BERLIN (Reuters) - The new Greek government must uphold its commitments to European partners and risks national bankruptcy if it does not, European parliament President Martin Schulz said in a newspaper interview.
“If Greece unilaterally changes the agreements, the other side is no longer obliged to stick to them,” he said in an advance extract of an interview due to be published in business daily Handelsblatt on Thursday.
“Then no more money will go to Greece and the state won’t be able to finance itself,” Schulz was quoted as saying.
He said the Greek government had no choice but to stick to its commitments to European partners, adding that it was only on this condition that they would be able to talk about whether to give Athens concessions.
Asked what those concessions could be, Schulz said there were alternatives to tough austerity measures, adding that neither he nor European Commission president Jean-Claude Juncker were fans of such policies.
“Everyone in the EU is prepared to make social relief possible for Greece but that can only happen on the basis of the agreements made up until now,” he said.
He also said that if Prime Minister Alexis Tsipras wanted to recover funds that Greeks had sent abroad during the financial crisis, the European Union would be prepared to help.
“If Tsipras asks, we’ll find ways and means to make it possible to give the treasury access to assets being held abroad in other European countries. That’s also true of accounts in countries with which the EU has tax agreements,” he said.
Greece’s new left-wing government wants to end the monitoring of reforms by the ‘troika’ of International Monetary Fund, the European Central Bank (ECB) and the European Commission.

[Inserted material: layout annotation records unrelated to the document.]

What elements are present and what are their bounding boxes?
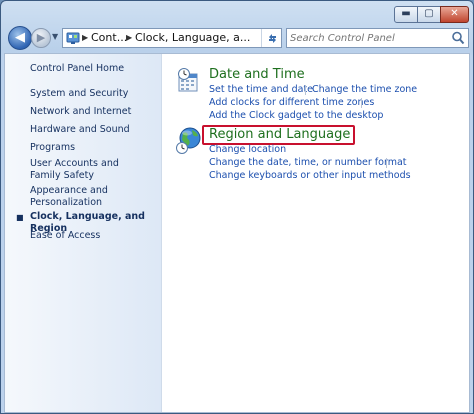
change-location-link[interactable]: Change location [209, 144, 286, 156]
search-icon[interactable] [451, 30, 465, 46]
sidebar-item-programs[interactable]: Programs [30, 142, 158, 154]
add-clocks-link[interactable]: Add clocks for different time zones [209, 97, 374, 109]
control-panel-icon [66, 31, 80, 45]
globe-clock-icon[interactable] [176, 127, 202, 155]
link-divider [361, 98, 362, 108]
add-clock-gadget-link[interactable]: Add the Clock gadget to the desktop [209, 110, 383, 122]
calendar-clock-icon[interactable] [176, 68, 202, 94]
minimize-button[interactable]: ▬ [394, 6, 418, 23]
sidebar-item-network-and-internet[interactable]: Network and Internet [30, 106, 158, 118]
recent-pages-chevron-icon[interactable]: ▼ [52, 32, 58, 41]
navigation-bar: ◀ ▶ ▼ ▶ Cont... ▶ Clock, Language, a... … [1, 25, 473, 51]
sidebar-item-appearance[interactable]: Appearance and Personalization [30, 185, 140, 209]
sidebar-item-hardware-and-sound[interactable]: Hardware and Sound [30, 124, 158, 136]
content-pane: Control Panel Home System and Security N… [4, 53, 470, 413]
sidebar-item-control-panel-home[interactable]: Control Panel Home [30, 63, 158, 75]
sidebar-item-user-accounts[interactable]: User Accounts and Family Safety [30, 158, 145, 182]
main-panel: Date and Time Set the time and date Chan… [162, 54, 469, 412]
region-and-language-title[interactable]: Region and Language [209, 127, 350, 143]
search-box[interactable] [286, 28, 469, 48]
maximize-button[interactable]: ▢ [417, 6, 441, 23]
change-keyboards-link[interactable]: Change keyboards or other input methods [209, 170, 411, 182]
sidebar-item-ease-of-access[interactable]: Ease of Access [30, 230, 158, 242]
address-bar[interactable]: ▶ Cont... ▶ Clock, Language, a... ▼ [62, 28, 280, 48]
close-button[interactable]: ✕ [440, 6, 469, 23]
control-panel-window: ▬ ▢ ✕ ◀ ▶ ▼ ▶ Cont... ▶ Clock, Language,… [0, 0, 474, 414]
change-time-zone-link[interactable]: Change the time zone [312, 84, 417, 96]
date-and-time-title[interactable]: Date and Time [209, 67, 305, 83]
refresh-button[interactable] [263, 28, 282, 48]
link-divider [305, 85, 306, 95]
sidebar: Control Panel Home System and Security N… [5, 54, 162, 412]
breadcrumb-item[interactable]: Cont... [91, 29, 127, 47]
link-divider [386, 158, 387, 168]
breadcrumb-separator-icon[interactable]: ▶ [82, 29, 88, 47]
breadcrumb-separator-icon[interactable]: ▶ [126, 29, 132, 47]
current-item-bullet-icon: ■ [16, 213, 24, 222]
refresh-icon [268, 34, 276, 43]
search-input[interactable] [290, 30, 450, 46]
breadcrumb-item[interactable]: Clock, Language, a... [135, 29, 250, 47]
set-time-and-date-link[interactable]: Set the time and date [209, 84, 313, 96]
forward-button[interactable]: ▶ [31, 28, 51, 48]
change-date-time-number-format-link[interactable]: Change the date, time, or number format [209, 157, 407, 169]
sidebar-item-system-and-security[interactable]: System and Security [30, 88, 158, 100]
back-button[interactable]: ◀ [8, 26, 32, 50]
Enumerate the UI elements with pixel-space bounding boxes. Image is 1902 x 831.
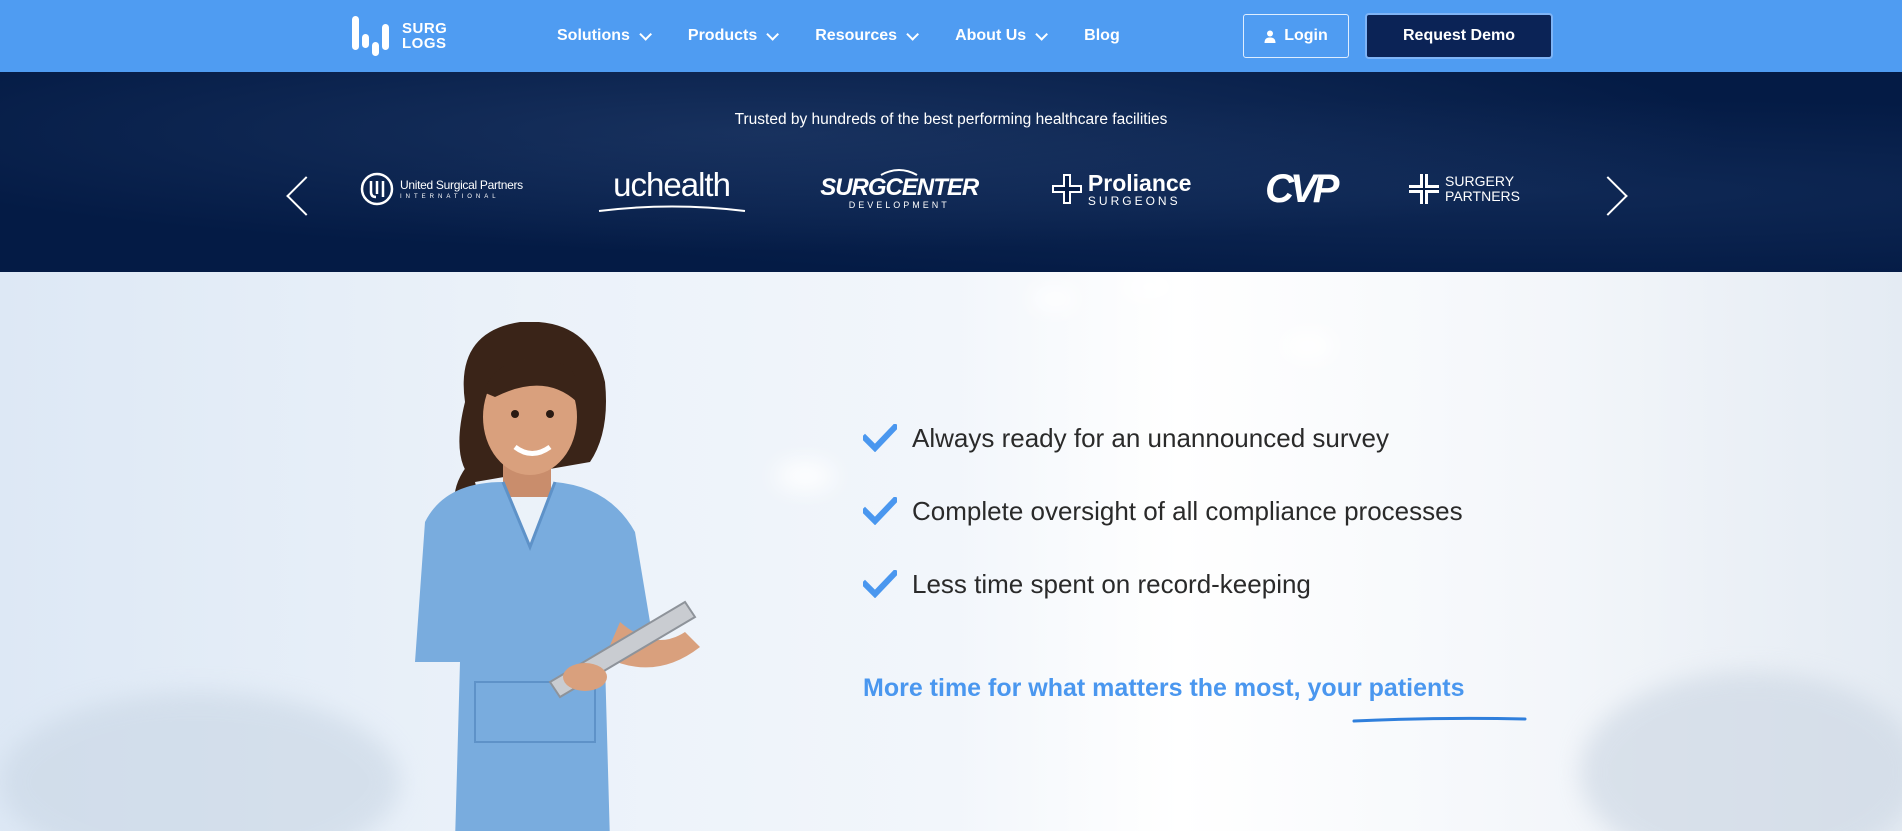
proliance-sub: SURGEONS — [1087, 193, 1181, 208]
surgery-partners-line2: PARTNERS — [1445, 188, 1520, 204]
chevron-down-icon — [639, 27, 652, 41]
logo-line-1: SURG — [402, 20, 448, 37]
surgery-partners-cross-icon — [1409, 174, 1440, 204]
user-icon — [1264, 30, 1276, 43]
menu-about-us-label: About Us — [955, 27, 1027, 44]
background-light — [775, 462, 835, 490]
surglogs-logo[interactable]: SURG LOGS — [350, 14, 447, 58]
background-shape — [0, 692, 400, 831]
benefit-text: Always ready for an unannounced survey — [912, 422, 1389, 453]
benefit-text: Less time spent on record-keeping — [912, 568, 1311, 599]
partner-logo-carousel: United Surgical Partners INTERNATIONAL u… — [360, 164, 1520, 214]
menu-resources-label: Resources — [815, 27, 898, 44]
logo-uchealth[interactable]: uchealth — [597, 166, 747, 212]
checkmark-icon — [863, 424, 897, 452]
request-demo-button[interactable]: Request Demo — [1365, 13, 1553, 59]
background-shape — [1580, 672, 1902, 831]
uspi-sub: INTERNATIONAL — [400, 194, 500, 200]
uchealth-name: uchealth — [613, 166, 731, 203]
carousel-prev-arrow-icon[interactable] — [286, 176, 326, 216]
uchealth-swoosh-icon — [598, 205, 745, 212]
chevron-down-icon — [1035, 27, 1049, 41]
benefit-item: Always ready for an unannounced survey — [863, 420, 1463, 456]
proliance-cross-icon — [1051, 174, 1082, 204]
chevron-down-icon — [766, 27, 780, 41]
logo-line-2: LOGS — [402, 35, 447, 52]
background-light — [1280, 332, 1336, 360]
hero-section: Always ready for an unannounced survey C… — [0, 272, 1902, 831]
top-navigation: SURG LOGS Solutions Products Resources A… — [0, 0, 1902, 72]
menu-blog[interactable]: Blog — [1084, 27, 1120, 45]
benefit-text: Complete oversight of all compliance pro… — [912, 495, 1463, 526]
login-button[interactable]: Login — [1243, 14, 1349, 58]
background-light — [1120, 274, 1180, 300]
surgcenter-name: SURGCENTER — [820, 174, 979, 201]
menu-resources[interactable]: Resources — [815, 27, 920, 45]
menu-products[interactable]: Products — [687, 27, 780, 45]
trusted-by-title: Trusted by hundreds of the best performi… — [734, 111, 1168, 128]
uspi-name: United Surgical Partners — [400, 178, 523, 192]
login-label: Login — [1284, 27, 1328, 44]
background-light — [1030, 288, 1080, 310]
benefits-list: Always ready for an unannounced survey C… — [863, 420, 1463, 639]
trusted-by-section: Trusted by hundreds of the best performi… — [0, 72, 1902, 272]
menu-about-us[interactable]: About Us — [955, 27, 1049, 45]
benefit-item: Less time spent on record-keeping — [863, 566, 1463, 602]
benefit-item: Complete oversight of all compliance pro… — [863, 493, 1463, 529]
logo-surgcenter[interactable]: SURGCENTER DEVELOPMENT — [820, 168, 979, 210]
logo-cvp[interactable]: CVP — [1265, 166, 1339, 212]
checkmark-icon — [863, 570, 897, 598]
nurse-illustration — [415, 322, 700, 831]
surgcenter-sub: DEVELOPMENT — [848, 200, 950, 210]
logo-bars-icon — [350, 14, 394, 58]
uspi-emblem-icon — [360, 172, 394, 206]
cvp-name: CVP — [1265, 166, 1339, 211]
menu-solutions-label: Solutions — [557, 27, 630, 44]
proliance-name: Proliance — [1087, 169, 1192, 196]
carousel-next-arrow-icon[interactable] — [1588, 176, 1628, 216]
tagline-underline — [1352, 716, 1527, 723]
hero-tagline: More time for what matters the most, you… — [863, 674, 1465, 702]
main-menu: Solutions Products Resources About Us Bl… — [557, 0, 1160, 72]
checkmark-icon — [863, 497, 897, 525]
logo-united-surgical-partners[interactable]: United Surgical Partners INTERNATIONAL — [360, 172, 523, 206]
menu-products-label: Products — [687, 27, 758, 44]
menu-blog-label: Blog — [1084, 27, 1120, 44]
logo-surgery-partners[interactable]: SURGERY PARTNERS — [1409, 174, 1520, 204]
surgery-partners-line1: SURGERY — [1445, 173, 1515, 190]
logo-proliance-surgeons[interactable]: Proliance SURGEONS — [1051, 169, 1192, 208]
chevron-down-icon — [906, 27, 920, 41]
menu-solutions[interactable]: Solutions — [557, 27, 652, 45]
logo-wordmark: SURG LOGS — [402, 21, 447, 51]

Schulz said the new government needed to take on responsibility for reform and added: “If it does that, we don’t need the ‘troika’.”
He said it no longer made sense to send officials to Athens where they were perceived as “proconsuls”, adding that the Greek finance minister could simply talk directly with the European Commission and the Eurogroup of euro zone finance ministers.
In a separate interview with German regional newspaper Ruhr Nachrichten due to be published on Thursday, Schulz said it was necessary to help Greece and put it in a position to fulfil its commitments and serve its debts.
But he said budget austerity and cuts would not, on their own, put crisis-stricken countries back on their feet. Structural reforms and investment in sustainable growth were also necessary.